How to Sew Elastic: Methods & Tips
Casing, direct and fold-over methods, how to measure the right length, and the mistakes to avoid.
There are three main ways to sew elastic: the casing (tube) method — thread elastic through a fabric channel; the direct method — stretch and stitch elastic straight onto the fabric with a zigzag; and fold-over elastic — wraps and finishes the edge in one pass. Cut the elastic a little shorter than the body measurement so it gathers and holds, and always use a zigzag stitch.
We weave the elastic; how you sew it decides whether it holds. As a manufacturer in Bağcılar, Istanbul, here are the three methods our customers use, the length formula and the mistakes we see most. All Tekiş elastic is OEKO-TEX Standard 100 certified (No: 2019OK0492).

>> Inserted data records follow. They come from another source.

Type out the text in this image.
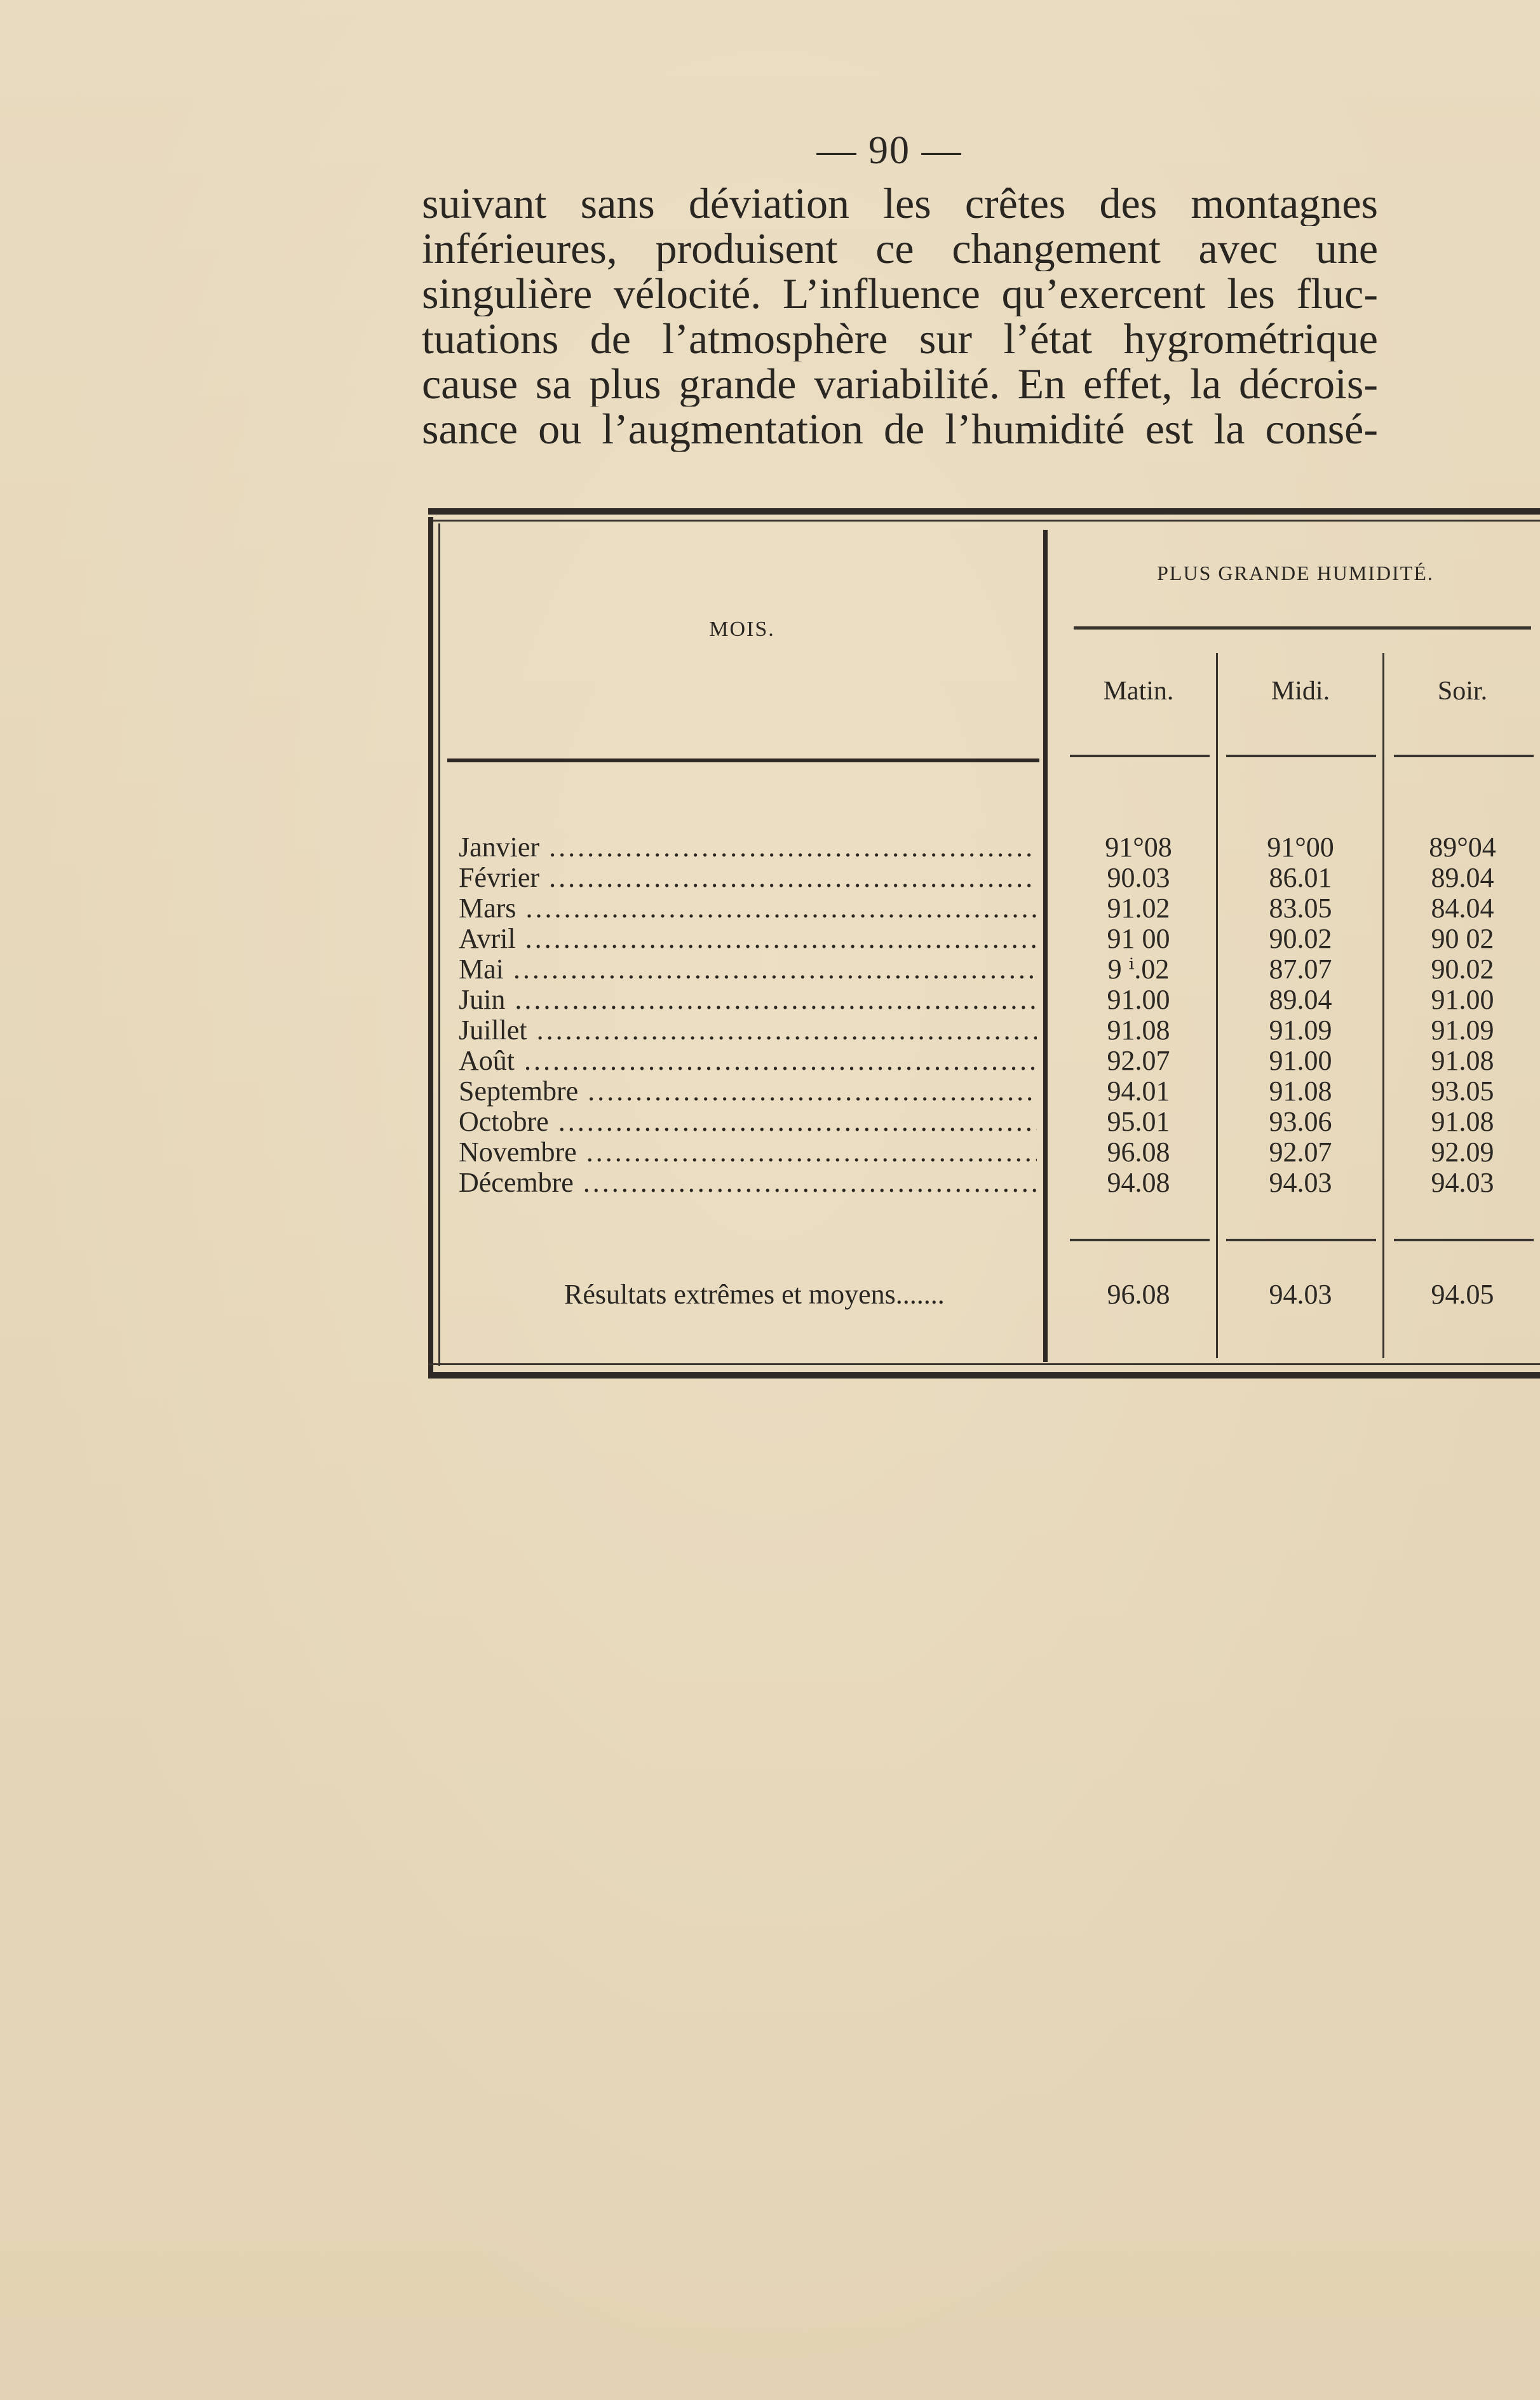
— 90 —
suivant sans déviation les crêtes des montagnes
inférieures, produisent ce changement avec une
singulière vélocité. L’influence qu’exercent les fluc-
tuations de l’atmosphère sur l’état hygrométrique
cause sa plus grande variabilité. En effet, la décrois-
sance ou l’augmentation de l’humidité est la consé-
MOIS.
PLUS GRANDE HUMIDITÉ.
Matin.	Midi.	Soir.
Janvier .....	91°08	91°00	89°04
Février .....	90.03	86.01	89.04
Mars .....	91.02	83.05	84.04
Avril .....	91 00	90.02	90 02
Mai .....	9 ⁱ.02	87.07	90.02
Juin .....	91.00	89.04	91.00
Juillet .....	91.08	91.09	91.09
Août .....	92.07	91.00	91.08
Septembre .....	94.01	91.08	93.05
Octobre .....	95.01	93.06	91.08
Novembre .....	96.08	92.07	92.09
Décembre .....	94.08	94.03	94.03
Résultats extrêmes et moyens.......	96.08	94.03	94.05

How to Sew Elastic? How much elastic do I need?
Cut the elastic shorter than the opening so it gathers the fabric and grips. A safe starting point for a waistband is the body measurement minus 2–5 cm, plus about 2 cm to overlap and join the ends. Snug garments take a little more reduction; relaxed ones a little less. Always test on a scrap first.

The three methods
1. Casing (tube) method
Fold the fabric edge to make a channel, stitch it leaving a gap, thread the elastic through with a safety pin, overlap and sew the ends, then close the gap. Best for a clean finish and easy replacement.
2. Direct (stitch-on) method
Divide both the elastic and the opening into quarters and pin them together. Sew with a zigzag, stretching the elastic to match the fabric between pins. Best for activewear and a snug, no-slip band.
3. Fold-over elastic (FOE)
FOE folds over the raw edge and finishes it in one pass — ideal for lingerie and babywear. For the full step-by-step, see How to Sew Fold-Over Elastic.
6 common mistakes to avoid
- Straight stitch instead of zigzag — a straight stitch can’t stretch and snaps; use zigzag or 3-step zigzag.
- Over-stretching — pulling too hard fatigues the rubber and the band slackens early.
- Wrong width — too narrow rolls, too wide digs in; see Elastic Sizes.
- Twisted elastic in the casing — keep it flat as you thread it.
- Weak join — overlap ends ~2 cm and secure with a box stitch.
- Hot ironing the elastic — heat damages the rubber; press the fabric, not the band.